Imaginez un pays encore hanté par les fantômes d’une dictature sanglante, à quelques jours d’élire peut-être le président le plus à droite depuis la fin de ce régime. C’est exactement la situation dans laquelle se trouve le Chili aujourd’hui.
José Antonio Kast, candidat ultraconservateur donné largement favori pour le second tour de dimanche, vient de franchir une ligne que beaucoup considéraient comme rouge : il s’est dit prêt à envisager des réductions de peine, voire des réexamens de situation, pour certains condamnés pour violations graves des droits de l’homme sous Augusto Pinochet.

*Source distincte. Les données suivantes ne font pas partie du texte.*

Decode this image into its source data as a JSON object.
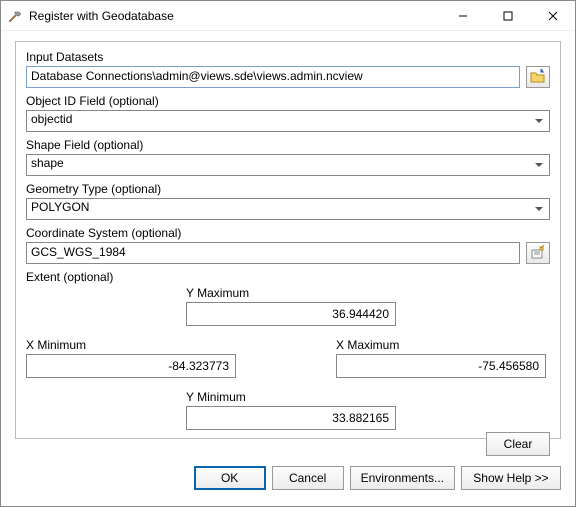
{
  "window": {
    "title": "Register with Geodatabase"
  },
  "labels": {
    "input_datasets": "Input Datasets",
    "object_id": "Object ID Field (optional)",
    "shape_field": "Shape Field (optional)",
    "geometry_type": "Geometry Type (optional)",
    "coord_sys": "Coordinate System (optional)",
    "extent": "Extent (optional)",
    "y_max": "Y Maximum",
    "x_min": "X Minimum",
    "x_max": "X Maximum",
    "y_min": "Y Minimum"
  },
  "values": {
    "input_datasets": "Database Connections\\admin@views.sde\\views.admin.ncview",
    "object_id": "objectid",
    "shape_field": "shape",
    "geometry_type": "POLYGON",
    "coord_sys": "GCS_WGS_1984",
    "y_max": "36.944420",
    "x_min": "-84.323773",
    "x_max": "-75.456580",
    "y_min": "33.882165"
  },
  "buttons": {
    "clear": "Clear",
    "ok": "OK",
    "cancel": "Cancel",
    "environments": "Environments...",
    "show_help": "Show Help >>"
  }
}
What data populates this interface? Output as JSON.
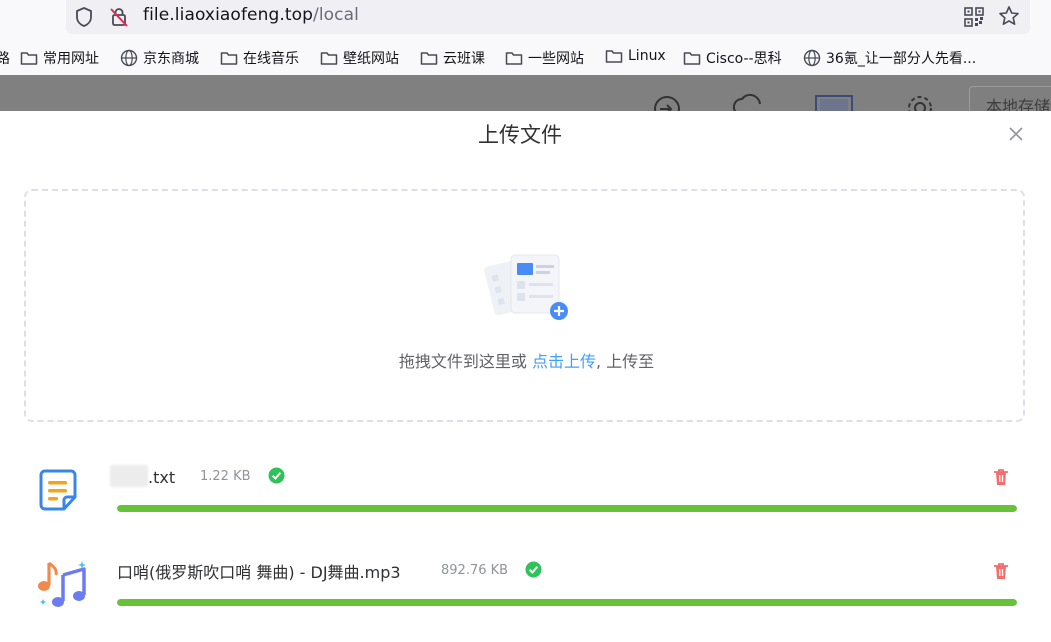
{
  "browser": {
    "url_host": "file.liaoxiaofeng.top",
    "url_path": "/local",
    "bookmarks": [
      {
        "label": "常用网址",
        "icon": "folder-icon"
      },
      {
        "label": "京东商城",
        "icon": "globe-icon"
      },
      {
        "label": "在线音乐",
        "icon": "folder-icon"
      },
      {
        "label": "壁纸网站",
        "icon": "folder-icon"
      },
      {
        "label": "云班课",
        "icon": "folder-icon"
      },
      {
        "label": "一些网站",
        "icon": "folder-icon"
      },
      {
        "label": "Linux",
        "icon": "folder-icon"
      },
      {
        "label": "Cisco--思科",
        "icon": "folder-icon"
      },
      {
        "label": "36氪_让一部分人先看...",
        "icon": "globe-icon"
      }
    ],
    "bookmark_prefix": "路"
  },
  "app": {
    "storage_label": "本地存储"
  },
  "dialog": {
    "title": "上传文件",
    "dropzone_text": "拖拽文件到这里或 ",
    "dropzone_link": "点击上传",
    "dropzone_suffix": ", 上传至"
  },
  "files": [
    {
      "name_suffix": ".txt",
      "size": "1.22 KB",
      "progress": 1.0,
      "status": "success",
      "icon": "text-file-icon"
    },
    {
      "name": "口哨(俄罗斯吹口哨 舞曲) - DJ舞曲.mp3",
      "size": "892.76 KB",
      "progress": 1.0,
      "status": "success",
      "icon": "music-file-icon"
    }
  ],
  "colors": {
    "accent": "#409eff",
    "success": "#67c23a",
    "success_check": "#2fc25b",
    "danger": "#f56c6c"
  }
}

Une déclaration qui fait l’effet d’une bombe à cinq jours du scrutin
C’était mardi soir, lors du dernier grand débat télévisé face à Jeannette Jara, sa rivale de la coalition de centre-gauche. Le ton était déjà électrique. Puis Kast a lâché ces mots qui ont immédiatement enflammé les réseaux et les rédactions.

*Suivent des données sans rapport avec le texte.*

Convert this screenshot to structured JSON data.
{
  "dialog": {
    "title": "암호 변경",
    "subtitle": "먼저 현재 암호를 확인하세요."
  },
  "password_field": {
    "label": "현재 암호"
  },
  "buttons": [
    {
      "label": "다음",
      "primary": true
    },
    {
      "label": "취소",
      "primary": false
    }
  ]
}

Il a pris l’exemple d’un jeune de 18 ans effectuant son service militaire obligatoire à l’époque, posté comme simple garde. « Quelle possibilité avait-il de savoir ce qui se passait vraiment ? Aucune », a-t-il affirmé. Pour lui, certains cas mériteraient d’être réexaminés avec plus « d’humanité ».
« Mais pour eux, c’est un délinquant qu’il faut condamner et qui doit mourir en prison »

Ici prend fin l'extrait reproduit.